Monday, November 7, 2005
By BosNewsLife News Center
BEIJING, CHINA (BosNewsLife)-- China's government has ordered a top law firm in Beijing to close for one year because of its involvement in defending Christians, including house church leaders, and other religious minorities, a religious rights watchdog said.
In a statement monitored by BosNewsLife Saturday, November 5, the US-based China Aid Association (CAA) said the director of Beijing Shengzhi Law Firm, Gao Zhisheng, received a "formal government notice that all of his law firm operations are suspended for one year."
The notice came Friday, November 4, just hours after Gao filed "parole documents with the Beijing People's Court of Haidian District for Xiao Yunfei, the wife of jailed house church leader Pastor Cai Zhuohua," CAA said.
Gao is among the lawyers defending the pastor and his wife as well as two family members, who were arrested last September on charges of "illegal business practices" for printing and distributing "hundreds of thousands of copies" of the Bible and other Christian literature, CAA added.
They were jailed following a trial, but still await a final verdict. Gao reportedly complained to authorities that the arrests of his clients Pastor Cai and other family members and their post-trial detention for over a year without a verdict "is illegal" under Chinese law.
ACTIVE ROLE
"It widely believed that the retributive actions taken against Mr. Gao and his law firm by the Chinese government is due to his active role in defending human rights and religious freedom cases like Pastor Cai's case," CAA claimed. Chinese officials have not commented.
Gao also defended several other high profile cases including persecuted members of the Falun Gong sect, the religious rights group said.
After days of intensive investigations and interviews with numerous victims Gao recently issued an open letter to both Chinese President Hu Jintao and Premier Wen Jiabao demanding "they stop persecuting peaceful Falun Gong practitioners," CAA explained.
"DARK DAY"
"It is a very dark day and a devastating blow to the rule of law in China," said CAA President Bob Fu, in a statement to BosNewsLife. "Instead of holding the human rights and religious freedom violators accountable, the Chinese government chooses to suppress these conscientious defenders of human rights," he added.

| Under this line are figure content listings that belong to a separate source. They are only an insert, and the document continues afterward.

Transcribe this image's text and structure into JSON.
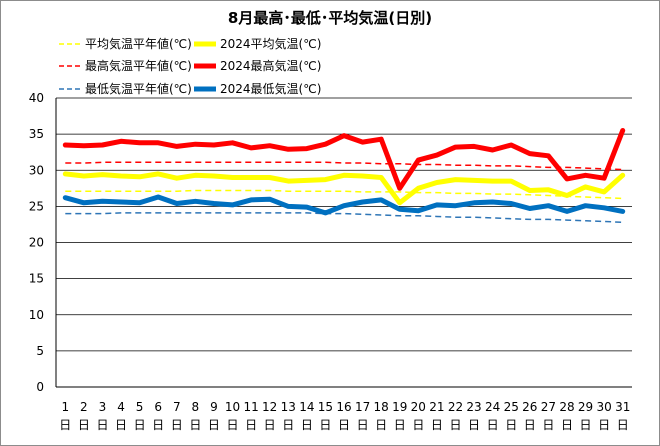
{
  "chart_data": {
    "type": "line",
    "title": "8月最高･最低･平均気温(日別)",
    "xlabel": "",
    "ylabel": "",
    "ylim": [
      0,
      40
    ],
    "yticks": [
      0,
      5,
      10,
      15,
      20,
      25,
      30,
      35,
      40
    ],
    "day_suffix": "日",
    "categories": [
      "1",
      "2",
      "3",
      "4",
      "5",
      "6",
      "7",
      "8",
      "9",
      "10",
      "11",
      "12",
      "13",
      "14",
      "15",
      "16",
      "17",
      "18",
      "19",
      "20",
      "21",
      "22",
      "23",
      "24",
      "25",
      "26",
      "27",
      "28",
      "29",
      "30",
      "31"
    ],
    "grid": true,
    "legend": "top-left",
    "series": [
      {
        "name": "平均気温平年値(℃)",
        "color": "#ffff00",
        "style": "dashed",
        "values": [
          27.1,
          27.1,
          27.1,
          27.1,
          27.1,
          27.1,
          27.1,
          27.2,
          27.2,
          27.2,
          27.2,
          27.2,
          27.1,
          27.1,
          27.1,
          27.1,
          27.0,
          27.0,
          27.0,
          26.9,
          26.9,
          26.8,
          26.8,
          26.7,
          26.7,
          26.6,
          26.5,
          26.4,
          26.3,
          26.2,
          26.1
        ]
      },
      {
        "name": "2024平均気温(℃)",
        "color": "#ffff00",
        "style": "solid",
        "values": [
          29.5,
          29.2,
          29.4,
          29.2,
          29.1,
          29.5,
          28.9,
          29.3,
          29.2,
          29.0,
          29.0,
          29.0,
          28.5,
          28.6,
          28.7,
          29.3,
          29.2,
          29.0,
          25.5,
          27.5,
          28.3,
          28.7,
          28.6,
          28.5,
          28.5,
          27.2,
          27.3,
          26.5,
          27.7,
          27.0,
          29.3
        ]
      },
      {
        "name": "最高気温平年値(℃)",
        "color": "#ff0000",
        "style": "dashed",
        "values": [
          31.0,
          31.0,
          31.1,
          31.1,
          31.1,
          31.1,
          31.1,
          31.1,
          31.1,
          31.1,
          31.1,
          31.1,
          31.1,
          31.1,
          31.1,
          31.0,
          31.0,
          30.9,
          30.9,
          30.8,
          30.8,
          30.7,
          30.7,
          30.6,
          30.6,
          30.5,
          30.4,
          30.4,
          30.3,
          30.2,
          30.1
        ]
      },
      {
        "name": "2024最高気温(℃)",
        "color": "#ff0000",
        "style": "solid",
        "values": [
          33.5,
          33.4,
          33.5,
          34.0,
          33.8,
          33.8,
          33.3,
          33.6,
          33.5,
          33.8,
          33.1,
          33.4,
          32.9,
          33.0,
          33.6,
          34.8,
          33.9,
          34.3,
          27.5,
          31.4,
          32.1,
          33.2,
          33.3,
          32.8,
          33.5,
          32.3,
          32.0,
          28.8,
          29.3,
          28.9,
          35.5
        ]
      },
      {
        "name": "最低気温平年値(℃)",
        "color": "#2e75b6",
        "style": "dashed",
        "values": [
          24.0,
          24.0,
          24.0,
          24.1,
          24.1,
          24.1,
          24.1,
          24.1,
          24.1,
          24.1,
          24.1,
          24.1,
          24.1,
          24.1,
          24.0,
          24.0,
          23.9,
          23.8,
          23.7,
          23.7,
          23.6,
          23.5,
          23.5,
          23.4,
          23.3,
          23.2,
          23.2,
          23.1,
          23.0,
          22.9,
          22.8
        ]
      },
      {
        "name": "2024最低気温(℃)",
        "color": "#0070c0",
        "style": "solid",
        "values": [
          26.2,
          25.5,
          25.7,
          25.6,
          25.5,
          26.3,
          25.4,
          25.7,
          25.4,
          25.2,
          25.9,
          26.0,
          25.0,
          24.9,
          24.1,
          25.1,
          25.6,
          25.9,
          24.6,
          24.4,
          25.2,
          25.1,
          25.5,
          25.6,
          25.4,
          24.7,
          25.1,
          24.3,
          25.1,
          24.8,
          24.3
        ]
      }
    ]
  }
}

Before the latest reported incident, the Chinese government denied its involvement in human rights abuses. Authorities say they only crackdown on sects deemed dangerous to Chinese society or those violating China's laws.
Human rights watchers have linked reports of persecution to alleged fears within the Communist government that the growing number of religious groups will undermine its ideology and powerbase. The 'unofficial' house churches are particularly targeted as most of China's estimated 80-million Christians visit them, church groups say. (With BosNewsLife Research, BosNewsLife's Stefan J. Bos and reports from China).